KBR has been reckless with its employees' lives, and some have been killed. In April 2004, a KBR truck convoy was ambushed outside Baghdad on a road the Army knew was under insurgent control. Seven KBR drivers were killed. One of the survivors, Edward Sanchez, said, "At orientation, I was told that only one KBR/Halliburton employee had been killed in Iraq and that it was his own fault. … I was told that we would not be sent into battles or areas of known attack. Unfortunately, KBR/Halliburton broke that promise."

Halliburton's record reveals its motives are not to provide for the troops, but to guarantee greenbacks in its pocketbooks. Its drive for profits has jeopardized the health and safety of Iraqi civilians and U.S. soldiers.

Not only is it shameful that UW would allow such a loathsome corporation to woo its students, but it is a humiliation to the profession of engineering. Our School of Engineering teaches the National Society of Professional Engineers code of ethics: "Hold paramount the safety, health, and welfare of the public. … Avoid deceptive acts. … Conduct yourself honorably, responsibly, ethically, and lawfully." Halliburton is a malevolent doppelganger of the profession.

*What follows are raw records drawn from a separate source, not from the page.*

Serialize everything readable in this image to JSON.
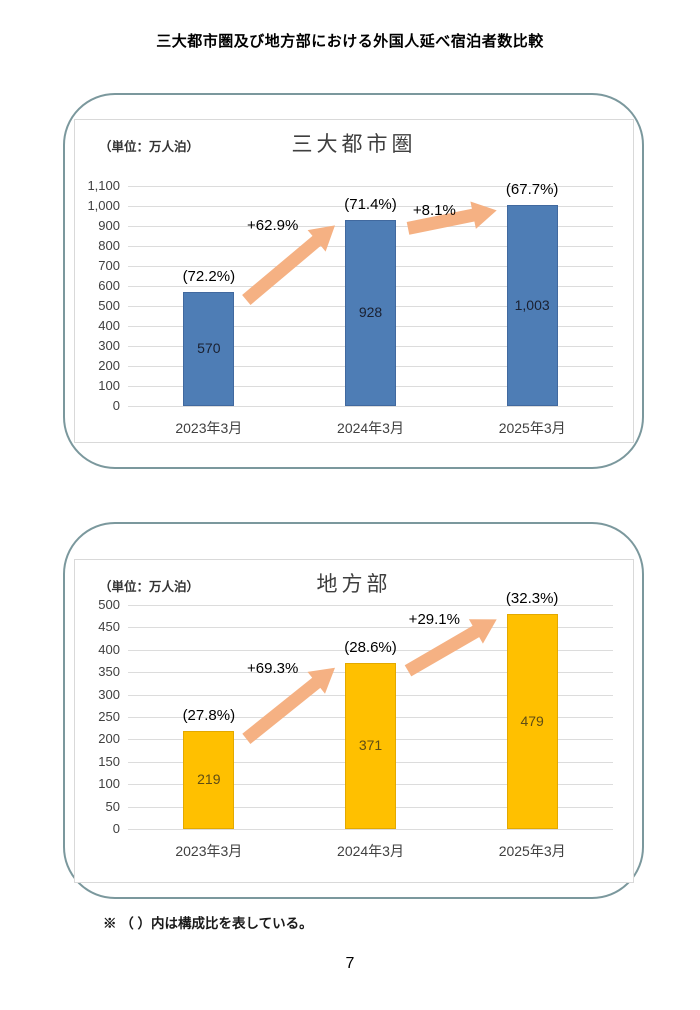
{
  "page": {
    "title": "三大都市圏及び地方部における外国人延べ宿泊者数比較",
    "footnote": "※ （ ）内は構成比を表している。",
    "page_number": "7"
  },
  "colors": {
    "arrow": "#f5b183",
    "panel_border": "#7b989d",
    "gridline": "#dcdcdc",
    "metro_bar": "#4e7db5",
    "regional_bar": "#ffc000"
  },
  "chart_data": [
    {
      "type": "bar",
      "title": "三大都市圏",
      "unit_label": "（単位：万人泊）",
      "categories": [
        "2023年3月",
        "2024年3月",
        "2025年3月"
      ],
      "values": [
        570,
        928,
        1003
      ],
      "value_labels": [
        "570",
        "928",
        "1,003"
      ],
      "share_labels": [
        "(72.2%)",
        "(71.4%)",
        "(67.7%)"
      ],
      "growth_annotations": [
        "+62.9%",
        "+8.1%"
      ],
      "ylim": [
        0,
        1100
      ],
      "ytick_step": 100,
      "ytick_labels": [
        "0",
        "100",
        "200",
        "300",
        "400",
        "500",
        "600",
        "700",
        "800",
        "900",
        "1,000",
        "1,100"
      ],
      "grid": true,
      "legend": "none",
      "bar_color": "#4e7db5",
      "bar_border_color": "#41699f",
      "value_label_color": "#1a2030"
    },
    {
      "type": "bar",
      "title": "地方部",
      "unit_label": "（単位：万人泊）",
      "categories": [
        "2023年3月",
        "2024年3月",
        "2025年3月"
      ],
      "values": [
        219,
        371,
        479
      ],
      "value_labels": [
        "219",
        "371",
        "479"
      ],
      "share_labels": [
        "(27.8%)",
        "(28.6%)",
        "(32.3%)"
      ],
      "growth_annotations": [
        "+69.3%",
        "+29.1%"
      ],
      "ylim": [
        0,
        500
      ],
      "ytick_step": 50,
      "ytick_labels": [
        "0",
        "50",
        "100",
        "150",
        "200",
        "250",
        "300",
        "350",
        "400",
        "450",
        "500"
      ],
      "grid": true,
      "legend": "none",
      "bar_color": "#ffc000",
      "bar_border_color": "#e3a900",
      "value_label_color": "#5f4d15"
    }
  ]
}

Bush and his corporate toadies have made clear their contempt for Iraqis and U.S. soldiers, but the war economy has also swindled students. While Bush funnels billions of dollars into obliterating Iraq, student debt is higher than ever, and we have fewer job options. According to the Center for Labor Market Studies at Northeastern University, two-thirds of our generation will have a lower standard of living than our parents. Although some argue that demonstrating at a student job fair will exacerbate those students' troubles, we believe our generation needs a movement to change our society's priorities. We can begin by demanding less money for Halliburton and more for education.

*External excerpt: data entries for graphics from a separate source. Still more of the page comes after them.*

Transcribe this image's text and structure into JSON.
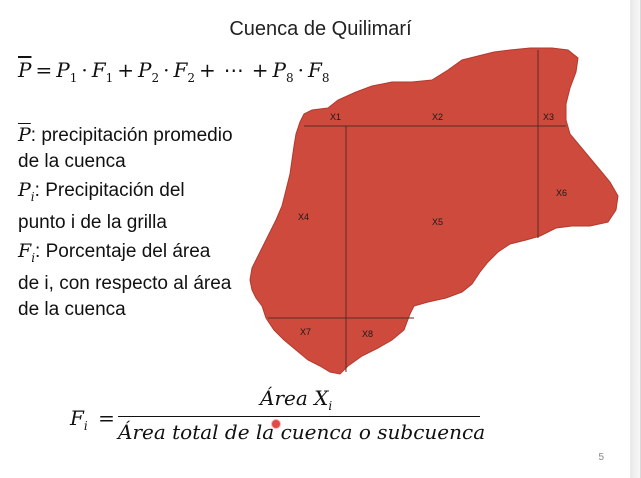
{
  "slide": {
    "title": "Cuenca de Quilimarí",
    "formula": {
      "lhs": "P",
      "equals": "=",
      "terms": [
        {
          "p": "P",
          "p_sub": "1",
          "dot": "·",
          "f": "F",
          "f_sub": "1"
        },
        {
          "p": "P",
          "p_sub": "2",
          "dot": "·",
          "f": "F",
          "f_sub": "2"
        },
        {
          "p": "P",
          "p_sub": "8",
          "dot": "·",
          "f": "F",
          "f_sub": "8"
        }
      ],
      "plus": "+",
      "ellipsis": "⋯"
    },
    "legend": {
      "pbar_sym": "P",
      "pbar_text": ": precipitación promedio de la cuenca",
      "pi_sym": "P",
      "pi_sub": "i",
      "pi_text": ": Precipitación del punto i de la grilla",
      "fi_sym": "F",
      "fi_sub": "i",
      "fi_text": ": Porcentaje del área de i, con respecto al área de la cuenca"
    },
    "map_labels": {
      "x1": "X1",
      "x2": "X2",
      "x3": "X3",
      "x4": "X4",
      "x5": "X5",
      "x6": "X6",
      "x7": "X7",
      "x8": "X8"
    },
    "fraction": {
      "lhs": "F",
      "lhs_sub": "i",
      "equals": "=",
      "numerator": "Área X",
      "numerator_sub": "i",
      "denominator": "Área total de la cuenca o subcuenca"
    },
    "page_number": "5",
    "colors": {
      "basin_fill": "#cd4a3c",
      "grid_line": "#5a2a22"
    }
  }
}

When Kelly Dougherty returned from Iraq in 2004, she and six other vets founded Iraq Veterans Against the War, which today has twenty chapters across the country. "Our lives were really not important when compared to corporate profit and the U.S. gaining dominance in the region," she said. Just as veterans are organizing against the war and for their rights, students also need a movement to reclaim their future. Protest with us tomorrow. Our lives are worth more than their profits.